If only everyone had the control and was aware that if you want your opiates to be an enjoyable chemical to last a lifetime, you've got to set up a rigid (and infrequent) schedule. Once a week, for instance, would be a good guideline.

Stray from those guidelines and addiction will likely occur.

Another thing that people should be aware of (and that I was not until it happened) is that even if you are considering that an addiction is something you are comfortable with (heh, I had that kind of mentality at first, I just didn't care I guess) the problem is that the euphoria will go away down the road. Then you're really fucked.

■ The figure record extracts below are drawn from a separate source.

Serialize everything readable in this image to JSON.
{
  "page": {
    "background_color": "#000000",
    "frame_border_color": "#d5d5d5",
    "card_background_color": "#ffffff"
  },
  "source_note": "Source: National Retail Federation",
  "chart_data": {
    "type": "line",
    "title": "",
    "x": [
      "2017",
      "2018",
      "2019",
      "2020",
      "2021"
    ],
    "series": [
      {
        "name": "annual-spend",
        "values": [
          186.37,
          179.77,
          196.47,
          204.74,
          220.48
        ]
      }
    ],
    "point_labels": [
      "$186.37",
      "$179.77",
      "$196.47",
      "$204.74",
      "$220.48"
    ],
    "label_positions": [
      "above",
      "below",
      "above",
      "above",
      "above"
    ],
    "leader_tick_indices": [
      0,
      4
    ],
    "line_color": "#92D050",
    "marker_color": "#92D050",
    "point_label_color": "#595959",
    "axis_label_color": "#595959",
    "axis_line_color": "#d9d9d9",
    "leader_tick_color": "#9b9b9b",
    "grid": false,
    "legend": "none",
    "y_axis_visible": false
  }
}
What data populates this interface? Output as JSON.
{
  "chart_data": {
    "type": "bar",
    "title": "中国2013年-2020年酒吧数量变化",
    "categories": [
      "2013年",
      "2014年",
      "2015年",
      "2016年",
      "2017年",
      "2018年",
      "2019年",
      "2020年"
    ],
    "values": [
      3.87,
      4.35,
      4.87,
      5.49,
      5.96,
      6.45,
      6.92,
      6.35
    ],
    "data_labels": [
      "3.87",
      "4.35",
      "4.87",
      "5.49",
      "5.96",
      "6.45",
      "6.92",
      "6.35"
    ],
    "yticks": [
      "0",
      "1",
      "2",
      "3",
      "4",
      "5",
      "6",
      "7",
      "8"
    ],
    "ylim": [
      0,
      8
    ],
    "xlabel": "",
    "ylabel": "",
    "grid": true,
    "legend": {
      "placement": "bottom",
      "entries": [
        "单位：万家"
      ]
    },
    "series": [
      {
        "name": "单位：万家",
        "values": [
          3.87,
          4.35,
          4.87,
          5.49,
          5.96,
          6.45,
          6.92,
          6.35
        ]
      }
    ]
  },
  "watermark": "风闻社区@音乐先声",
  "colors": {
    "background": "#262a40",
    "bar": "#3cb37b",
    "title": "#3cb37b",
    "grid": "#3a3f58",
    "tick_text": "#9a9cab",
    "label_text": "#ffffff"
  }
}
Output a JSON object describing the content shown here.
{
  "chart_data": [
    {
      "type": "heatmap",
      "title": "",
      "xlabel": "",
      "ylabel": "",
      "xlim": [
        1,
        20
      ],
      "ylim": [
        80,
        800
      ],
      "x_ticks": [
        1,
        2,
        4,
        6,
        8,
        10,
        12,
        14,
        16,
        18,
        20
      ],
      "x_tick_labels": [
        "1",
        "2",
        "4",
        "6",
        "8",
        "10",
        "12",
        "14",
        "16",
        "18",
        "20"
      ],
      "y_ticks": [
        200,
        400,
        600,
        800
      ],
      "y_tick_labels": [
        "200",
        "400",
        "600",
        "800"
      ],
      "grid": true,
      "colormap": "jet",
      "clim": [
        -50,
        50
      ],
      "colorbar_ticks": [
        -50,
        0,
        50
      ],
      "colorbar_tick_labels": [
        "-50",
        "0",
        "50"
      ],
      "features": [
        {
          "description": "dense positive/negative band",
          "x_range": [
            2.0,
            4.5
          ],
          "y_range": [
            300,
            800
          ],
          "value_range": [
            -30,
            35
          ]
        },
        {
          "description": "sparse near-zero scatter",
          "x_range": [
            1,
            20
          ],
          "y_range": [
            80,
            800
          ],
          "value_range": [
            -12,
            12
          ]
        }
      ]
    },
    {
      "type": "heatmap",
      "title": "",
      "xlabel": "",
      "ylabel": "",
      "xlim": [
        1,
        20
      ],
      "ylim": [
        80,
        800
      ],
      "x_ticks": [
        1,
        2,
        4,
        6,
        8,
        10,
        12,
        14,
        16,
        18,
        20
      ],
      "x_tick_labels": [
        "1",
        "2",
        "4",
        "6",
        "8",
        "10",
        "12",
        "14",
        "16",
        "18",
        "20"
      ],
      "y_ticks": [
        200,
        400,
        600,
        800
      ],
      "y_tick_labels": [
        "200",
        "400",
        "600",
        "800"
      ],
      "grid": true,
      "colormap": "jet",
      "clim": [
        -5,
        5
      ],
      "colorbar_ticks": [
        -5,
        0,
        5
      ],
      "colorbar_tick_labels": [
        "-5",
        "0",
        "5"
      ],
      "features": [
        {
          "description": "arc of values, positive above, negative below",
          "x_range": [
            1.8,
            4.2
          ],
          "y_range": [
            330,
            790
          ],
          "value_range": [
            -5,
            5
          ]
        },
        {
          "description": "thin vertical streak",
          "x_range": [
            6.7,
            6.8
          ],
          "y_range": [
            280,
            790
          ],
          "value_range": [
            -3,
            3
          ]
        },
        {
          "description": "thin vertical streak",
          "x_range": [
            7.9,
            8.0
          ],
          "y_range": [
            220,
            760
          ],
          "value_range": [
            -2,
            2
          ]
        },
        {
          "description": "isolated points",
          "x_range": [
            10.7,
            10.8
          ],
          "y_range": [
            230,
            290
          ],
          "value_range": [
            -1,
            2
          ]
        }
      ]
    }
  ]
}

-Scariest words I have ever read... "Down the road, the euphoria goes away. Then you're really fucked" that woke me up honestly.... -currently a coke addict. Been on it since I was a freshman in hs. I had control but as I got older and life hit me harder. Coke became a crutch.... Its all I know. I grew up without a family... And the sad truth is.... I only find happiness within drugs... But real shit... This guy is right...in the end...drugs don't take away the pain.... I've had a fucked up life.... And i never realized it til now, but there's others out there that have it worse than me and you.... And they don't have the option to do drugs and postpone the pain... They're forced to deal with it... Maybe that's the problem..... Us "millenials" are so distracted by the future... We never had the chance to learn our roots....
 
I am addicted to shooting subutex yes I'm percribed and I really want to stop shooting I don't want to go though withdrawals and can't afford to fail a drug test help... also my middle finger is swollen and red I've been taking keflex to help incase it's infected but it's not helping any advice on that as well would be appreciated
 
Not sure if I did it right the 1st time with asking you question? Did you go on Suboxone by itself? Or were you taking Valium and Klonopin separately?